Unfortunately, there are attacks against CBC when it is not implemented alongside a set of strong integrity and authenticity checks. One property it has is block-level malleability, which means that an attacker can alter the plaintext of the message in a meaningful way without knowing the key, if he can mess with the ciphertext. As such, implementations usually include a HMAC-based authenticity record. But we are going to save that for a later post.

How to use it securely:
  • Ensure you are using a randomized IV that is not re-used.
  • Use PKCS7 padding: Normally, a block encryption algorithm (AES, Blowfish, DES, RC2, etc.) emit encrypted output that is a multiple of the block size (16 bytes for AES as an example). This is only required in CBC mode. In CTR mode, the number of bytes output is exactly equal to the number of bytes input, so no padding/unpadding is required.
  • For all the recommendations, please follow the FAQ page on the landing page.
What to use:
These are the most commonly available options:

aes-128-cbc ← this is okay
aes-192-cbc
aes-256-cbc ← this is recommended

Webservers:

    Apache:

    The main configuration file is usually called httpd.conf. The location of this file is set at compile-time, but may be overridden with the -f command line flag.
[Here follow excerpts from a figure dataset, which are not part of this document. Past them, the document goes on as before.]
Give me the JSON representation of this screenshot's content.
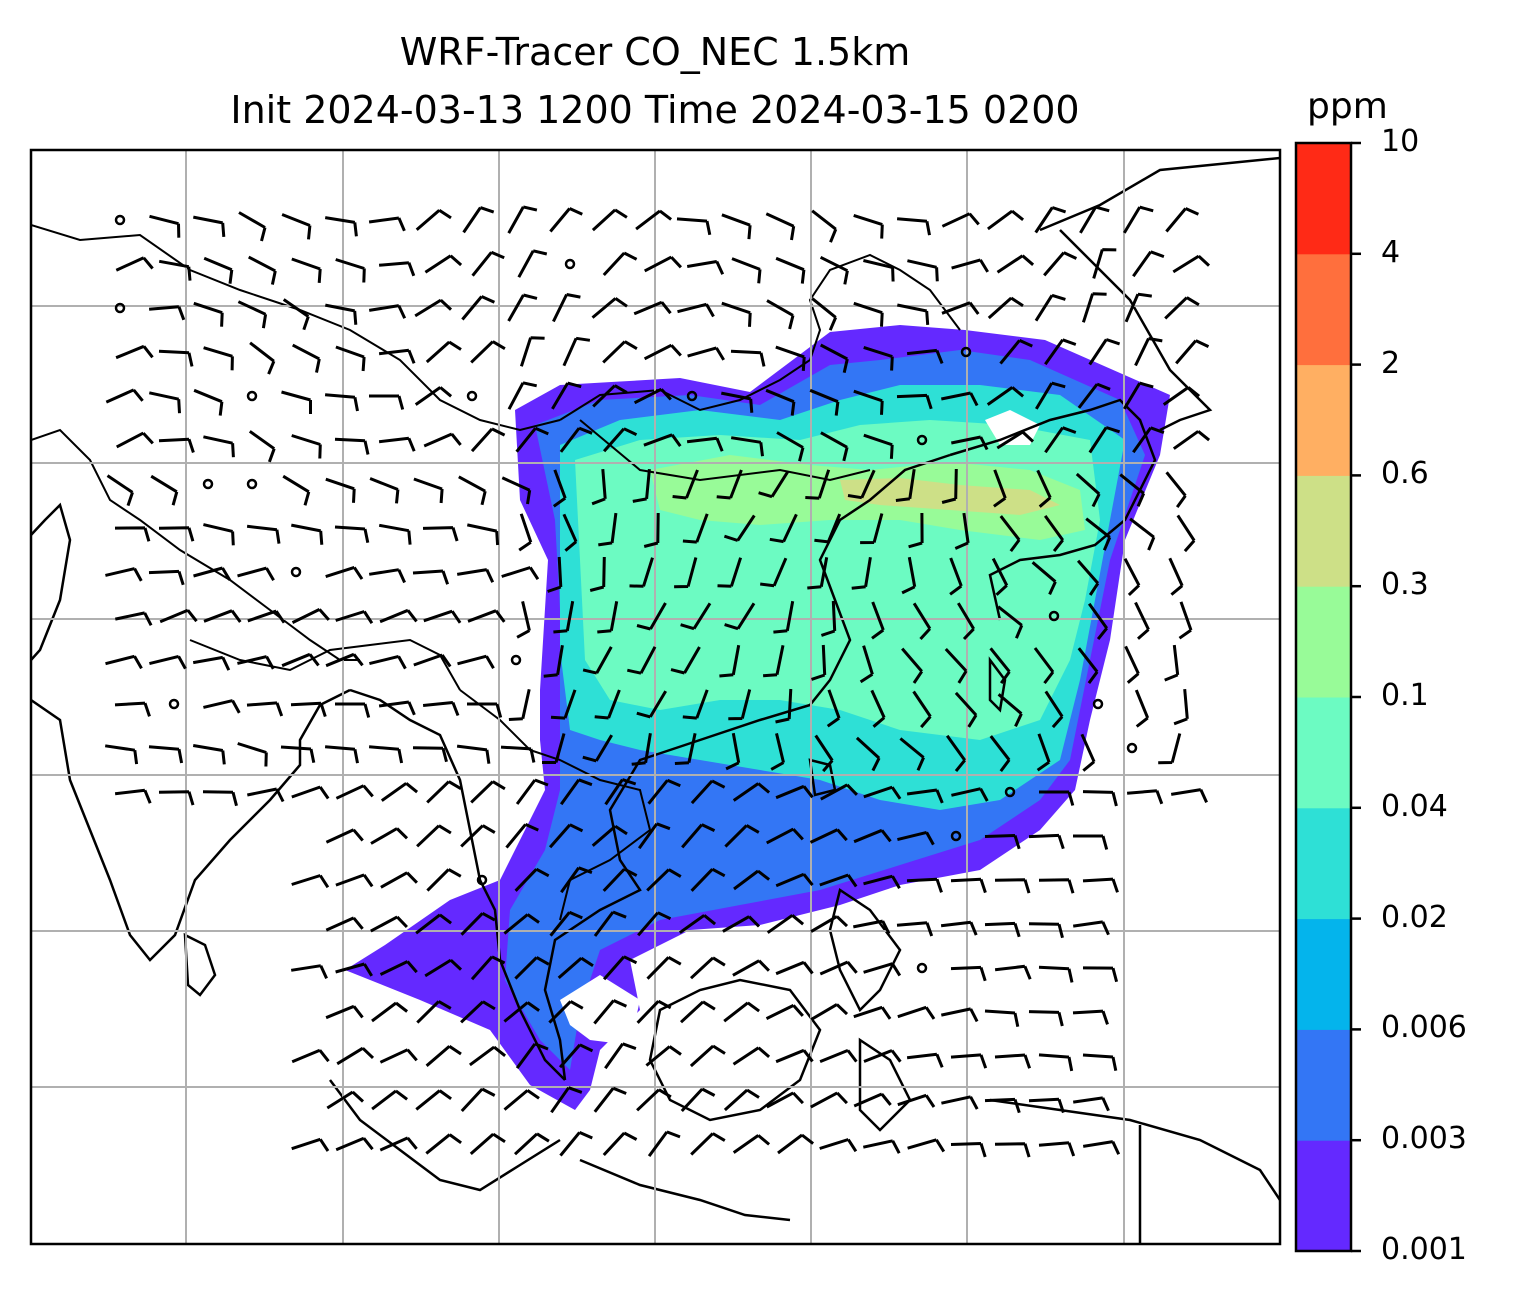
{
  "figure": {
    "title_line1": "WRF-Tracer CO_NEC 1.5km",
    "title_line2": "Init 2024-03-13 1200 Time 2024-03-15 0200"
  },
  "colorbar": {
    "unit": "ppm",
    "levels": [
      "0.001",
      "0.003",
      "0.006",
      "0.02",
      "0.04",
      "0.1",
      "0.3",
      "0.6",
      "2",
      "4",
      "10"
    ],
    "colors": [
      "#6429ff",
      "#3376f5",
      "#04b4ec",
      "#2ee0d6",
      "#6cfbc2",
      "#98fb98",
      "#cde087",
      "#ffaf62",
      "#ff6f3d",
      "#ff2a16"
    ]
  },
  "map": {
    "gridlines": true,
    "field": "CO_NEC tracer concentration",
    "wind_barbs": true
  }
}
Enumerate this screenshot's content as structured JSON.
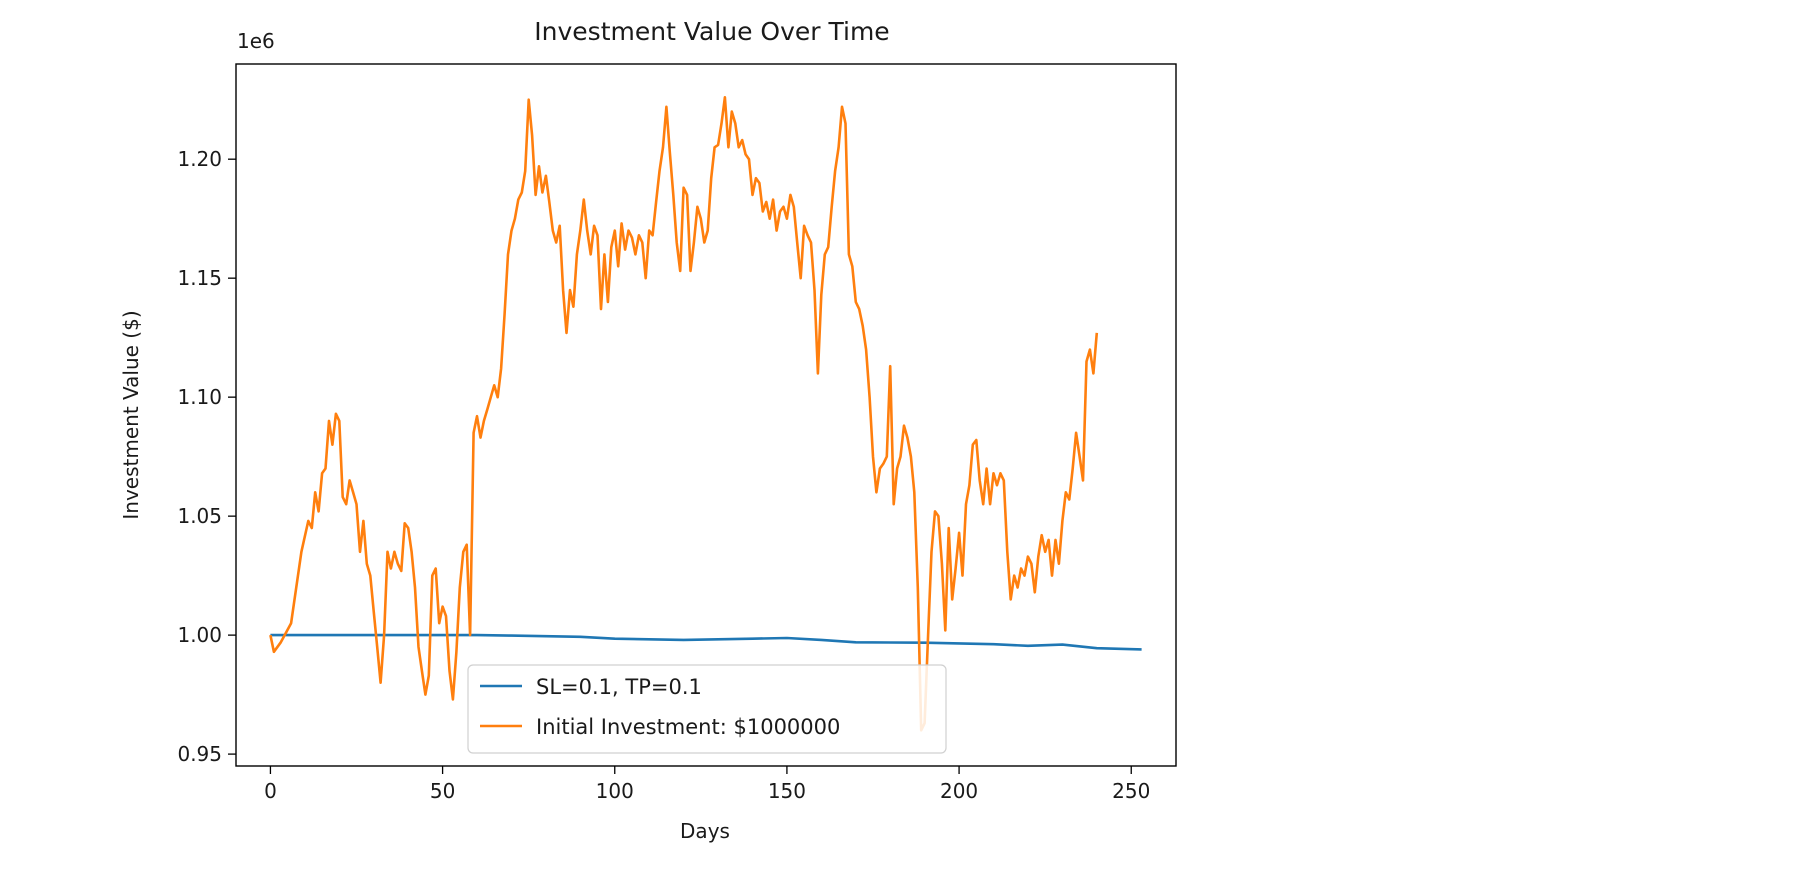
{
  "chart_data": {
    "type": "line",
    "title": "Investment Value Over Time",
    "xlabel": "Days",
    "ylabel": "Investment Value ($)",
    "y_offset_label": "1e6",
    "xlim": [
      -10,
      263
    ],
    "ylim": [
      0.945,
      1.24
    ],
    "x_ticks": [
      0,
      50,
      100,
      150,
      200,
      250
    ],
    "x_tick_labels": [
      "0",
      "50",
      "100",
      "150",
      "200",
      "250"
    ],
    "y_ticks": [
      0.95,
      1.0,
      1.05,
      1.1,
      1.15,
      1.2
    ],
    "y_tick_labels": [
      "0.95",
      "1.00",
      "1.05",
      "1.10",
      "1.15",
      "1.20"
    ],
    "grid": false,
    "legend_position": "bottom-center",
    "series": [
      {
        "name": "SL=0.1, TP=0.1",
        "color": "#1f77b4",
        "points": [
          [
            0,
            1.0
          ],
          [
            20,
            1.0
          ],
          [
            40,
            1.0
          ],
          [
            60,
            1.0
          ],
          [
            70,
            0.9998
          ],
          [
            90,
            0.9993
          ],
          [
            100,
            0.9985
          ],
          [
            120,
            0.998
          ],
          [
            140,
            0.9985
          ],
          [
            150,
            0.9988
          ],
          [
            160,
            0.998
          ],
          [
            170,
            0.997
          ],
          [
            190,
            0.9968
          ],
          [
            200,
            0.9965
          ],
          [
            210,
            0.9962
          ],
          [
            220,
            0.9955
          ],
          [
            230,
            0.996
          ],
          [
            240,
            0.9945
          ],
          [
            253,
            0.994
          ]
        ]
      },
      {
        "name": "Initial Investment: $1000000",
        "color": "#ff7f0e",
        "points": [
          [
            0,
            1.0
          ],
          [
            1,
            0.993
          ],
          [
            3,
            0.997
          ],
          [
            6,
            1.005
          ],
          [
            9,
            1.035
          ],
          [
            11,
            1.048
          ],
          [
            12,
            1.045
          ],
          [
            13,
            1.06
          ],
          [
            14,
            1.052
          ],
          [
            15,
            1.068
          ],
          [
            16,
            1.07
          ],
          [
            17,
            1.09
          ],
          [
            18,
            1.08
          ],
          [
            19,
            1.093
          ],
          [
            20,
            1.09
          ],
          [
            21,
            1.058
          ],
          [
            22,
            1.055
          ],
          [
            23,
            1.065
          ],
          [
            24,
            1.06
          ],
          [
            25,
            1.055
          ],
          [
            26,
            1.035
          ],
          [
            27,
            1.048
          ],
          [
            28,
            1.03
          ],
          [
            29,
            1.025
          ],
          [
            30,
            1.01
          ],
          [
            31,
            0.995
          ],
          [
            32,
            0.98
          ],
          [
            33,
            1.0
          ],
          [
            34,
            1.035
          ],
          [
            35,
            1.028
          ],
          [
            36,
            1.035
          ],
          [
            37,
            1.03
          ],
          [
            38,
            1.027
          ],
          [
            39,
            1.047
          ],
          [
            40,
            1.045
          ],
          [
            41,
            1.035
          ],
          [
            42,
            1.02
          ],
          [
            43,
            0.995
          ],
          [
            44,
            0.985
          ],
          [
            45,
            0.975
          ],
          [
            46,
            0.983
          ],
          [
            47,
            1.025
          ],
          [
            48,
            1.028
          ],
          [
            49,
            1.005
          ],
          [
            50,
            1.012
          ],
          [
            51,
            1.008
          ],
          [
            52,
            0.985
          ],
          [
            53,
            0.973
          ],
          [
            54,
            0.993
          ],
          [
            55,
            1.02
          ],
          [
            56,
            1.035
          ],
          [
            57,
            1.038
          ],
          [
            58,
            1.0
          ],
          [
            59,
            1.085
          ],
          [
            60,
            1.092
          ],
          [
            61,
            1.083
          ],
          [
            62,
            1.09
          ],
          [
            63,
            1.095
          ],
          [
            64,
            1.1
          ],
          [
            65,
            1.105
          ],
          [
            66,
            1.1
          ],
          [
            67,
            1.112
          ],
          [
            68,
            1.135
          ],
          [
            69,
            1.16
          ],
          [
            70,
            1.17
          ],
          [
            71,
            1.175
          ],
          [
            72,
            1.183
          ],
          [
            73,
            1.186
          ],
          [
            74,
            1.195
          ],
          [
            75,
            1.225
          ],
          [
            76,
            1.21
          ],
          [
            77,
            1.185
          ],
          [
            78,
            1.197
          ],
          [
            79,
            1.186
          ],
          [
            80,
            1.193
          ],
          [
            81,
            1.182
          ],
          [
            82,
            1.17
          ],
          [
            83,
            1.165
          ],
          [
            84,
            1.172
          ],
          [
            85,
            1.145
          ],
          [
            86,
            1.127
          ],
          [
            87,
            1.145
          ],
          [
            88,
            1.138
          ],
          [
            89,
            1.16
          ],
          [
            90,
            1.17
          ],
          [
            91,
            1.183
          ],
          [
            92,
            1.17
          ],
          [
            93,
            1.16
          ],
          [
            94,
            1.172
          ],
          [
            95,
            1.168
          ],
          [
            96,
            1.137
          ],
          [
            97,
            1.16
          ],
          [
            98,
            1.14
          ],
          [
            99,
            1.163
          ],
          [
            100,
            1.17
          ],
          [
            101,
            1.155
          ],
          [
            102,
            1.173
          ],
          [
            103,
            1.162
          ],
          [
            104,
            1.17
          ],
          [
            105,
            1.167
          ],
          [
            106,
            1.16
          ],
          [
            107,
            1.168
          ],
          [
            108,
            1.165
          ],
          [
            109,
            1.15
          ],
          [
            110,
            1.17
          ],
          [
            111,
            1.168
          ],
          [
            112,
            1.182
          ],
          [
            113,
            1.195
          ],
          [
            114,
            1.205
          ],
          [
            115,
            1.222
          ],
          [
            116,
            1.203
          ],
          [
            117,
            1.185
          ],
          [
            118,
            1.165
          ],
          [
            119,
            1.153
          ],
          [
            120,
            1.188
          ],
          [
            121,
            1.185
          ],
          [
            122,
            1.153
          ],
          [
            123,
            1.165
          ],
          [
            124,
            1.18
          ],
          [
            125,
            1.175
          ],
          [
            126,
            1.165
          ],
          [
            127,
            1.17
          ],
          [
            128,
            1.192
          ],
          [
            129,
            1.205
          ],
          [
            130,
            1.206
          ],
          [
            131,
            1.215
          ],
          [
            132,
            1.226
          ],
          [
            133,
            1.205
          ],
          [
            134,
            1.22
          ],
          [
            135,
            1.215
          ],
          [
            136,
            1.205
          ],
          [
            137,
            1.208
          ],
          [
            138,
            1.202
          ],
          [
            139,
            1.2
          ],
          [
            140,
            1.185
          ],
          [
            141,
            1.192
          ],
          [
            142,
            1.19
          ],
          [
            143,
            1.178
          ],
          [
            144,
            1.182
          ],
          [
            145,
            1.175
          ],
          [
            146,
            1.183
          ],
          [
            147,
            1.17
          ],
          [
            148,
            1.178
          ],
          [
            149,
            1.18
          ],
          [
            150,
            1.175
          ],
          [
            151,
            1.185
          ],
          [
            152,
            1.18
          ],
          [
            153,
            1.165
          ],
          [
            154,
            1.15
          ],
          [
            155,
            1.172
          ],
          [
            156,
            1.168
          ],
          [
            157,
            1.165
          ],
          [
            158,
            1.145
          ],
          [
            159,
            1.11
          ],
          [
            160,
            1.143
          ],
          [
            161,
            1.16
          ],
          [
            162,
            1.163
          ],
          [
            163,
            1.18
          ],
          [
            164,
            1.195
          ],
          [
            165,
            1.205
          ],
          [
            166,
            1.222
          ],
          [
            167,
            1.215
          ],
          [
            168,
            1.16
          ],
          [
            169,
            1.155
          ],
          [
            170,
            1.14
          ],
          [
            171,
            1.137
          ],
          [
            172,
            1.13
          ],
          [
            173,
            1.12
          ],
          [
            174,
            1.1
          ],
          [
            175,
            1.075
          ],
          [
            176,
            1.06
          ],
          [
            177,
            1.07
          ],
          [
            178,
            1.072
          ],
          [
            179,
            1.075
          ],
          [
            180,
            1.113
          ],
          [
            181,
            1.055
          ],
          [
            182,
            1.07
          ],
          [
            183,
            1.075
          ],
          [
            184,
            1.088
          ],
          [
            185,
            1.083
          ],
          [
            186,
            1.075
          ],
          [
            187,
            1.06
          ],
          [
            188,
            1.02
          ],
          [
            189,
            0.96
          ],
          [
            190,
            0.963
          ],
          [
            191,
            1.0
          ],
          [
            192,
            1.035
          ],
          [
            193,
            1.052
          ],
          [
            194,
            1.05
          ],
          [
            195,
            1.03
          ],
          [
            196,
            1.002
          ],
          [
            197,
            1.045
          ],
          [
            198,
            1.015
          ],
          [
            199,
            1.028
          ],
          [
            200,
            1.043
          ],
          [
            201,
            1.025
          ],
          [
            202,
            1.055
          ],
          [
            203,
            1.063
          ],
          [
            204,
            1.08
          ],
          [
            205,
            1.082
          ],
          [
            206,
            1.065
          ],
          [
            207,
            1.055
          ],
          [
            208,
            1.07
          ],
          [
            209,
            1.055
          ],
          [
            210,
            1.068
          ],
          [
            211,
            1.063
          ],
          [
            212,
            1.068
          ],
          [
            213,
            1.065
          ],
          [
            214,
            1.035
          ],
          [
            215,
            1.015
          ],
          [
            216,
            1.025
          ],
          [
            217,
            1.02
          ],
          [
            218,
            1.028
          ],
          [
            219,
            1.025
          ],
          [
            220,
            1.033
          ],
          [
            221,
            1.03
          ],
          [
            222,
            1.018
          ],
          [
            223,
            1.033
          ],
          [
            224,
            1.042
          ],
          [
            225,
            1.035
          ],
          [
            226,
            1.04
          ],
          [
            227,
            1.025
          ],
          [
            228,
            1.04
          ],
          [
            229,
            1.03
          ],
          [
            230,
            1.048
          ],
          [
            231,
            1.06
          ],
          [
            232,
            1.057
          ],
          [
            233,
            1.07
          ],
          [
            234,
            1.085
          ],
          [
            235,
            1.075
          ],
          [
            236,
            1.065
          ],
          [
            237,
            1.115
          ],
          [
            238,
            1.12
          ],
          [
            239,
            1.11
          ],
          [
            240,
            1.127
          ]
        ]
      }
    ]
  }
}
By default, the configuration file is named nginx.conf and placed in the directory /usr/local/nginx/conf , /etc/nginx , or /usr/local/etc/nginx.
    ...
    SSLProtocol ALL -SSLv2 -SSLv3
    SSLCipherSuite ECDH+AESCBC:DH+AESCBC:ECDH+AES256:DH+AES256:ECDH+AES128:DH+AES:RSA+AESCBC:RSA+AES:!aNULL:!MD5:!DSS
    ...
    
    The above list showcases a bunch of ciphers which will be supported over TLS. All these cipher suites are separated by a ':'. For example,
      
        ECDH+AESGCM:ECDH+AES256
      
    
    The above example shows two cipher suites separated by a ':'. The first cipher 'ECDH+AESGCM' specifies ECDH as the signature algorithm for TLS while the AESGCM specifies the encryption scheme with its mode of operation. The second cipher, ECDH:AES256 specifies ECDH being used as the signature scheme and AES256 talks about the encryption algorithm. The mode of operation will be whatever is the system default.

    This works on both Apache 2.2 and 2.4. If your OpenSSL doesn’t support the preferred modern ciphers (like the still common 0.9.8), it will fall back gracefully but your configuration is ready for the future.

    Nginx:

    By default, the configuration file is named nginx.conf and placed in the directory /usr/local/nginx/conf , /etc/nginx , or /usr/local/etc/nginx.

    ...
    ssl_protocols TLSv1 TLSv1.1 TLSv1.2;
    ssl_ciphers ECDH+AESGCM:DH+AESGCM:ECDH+AES256:DH+AES256:ECDH+AES128:DH+AES:RSA+AESGCM:RSA+AES:!aNULL:!MD5:!DSS;
    ...
    


VPN:
We use the examples of TLSv1.2 and TLSv1.1 as our VPN protocols in the following examples here since they are the most secure at the moment. You can read more about why they are recommended here here. TLS uses AES to encrypt data post the handshake completion.

Guide to reading cipher from configuration files:

One of the most popular formats look like this:
...
ECDH+AESGCM:ECDH+AES256
...

The above example shows two cipher suites separated by a ':'. The first cipher 'ECDH+AESGCM' specifies ECDH as the signature algorithm for TLS while the AESGCM specifies the encryption scheme with its mode of operation. The second cipher, ECDH:AES256 specifies ECDH being used as the signature scheme and AES256 talks about the encryption algorithm. The mode of operation will be whatever is the system default.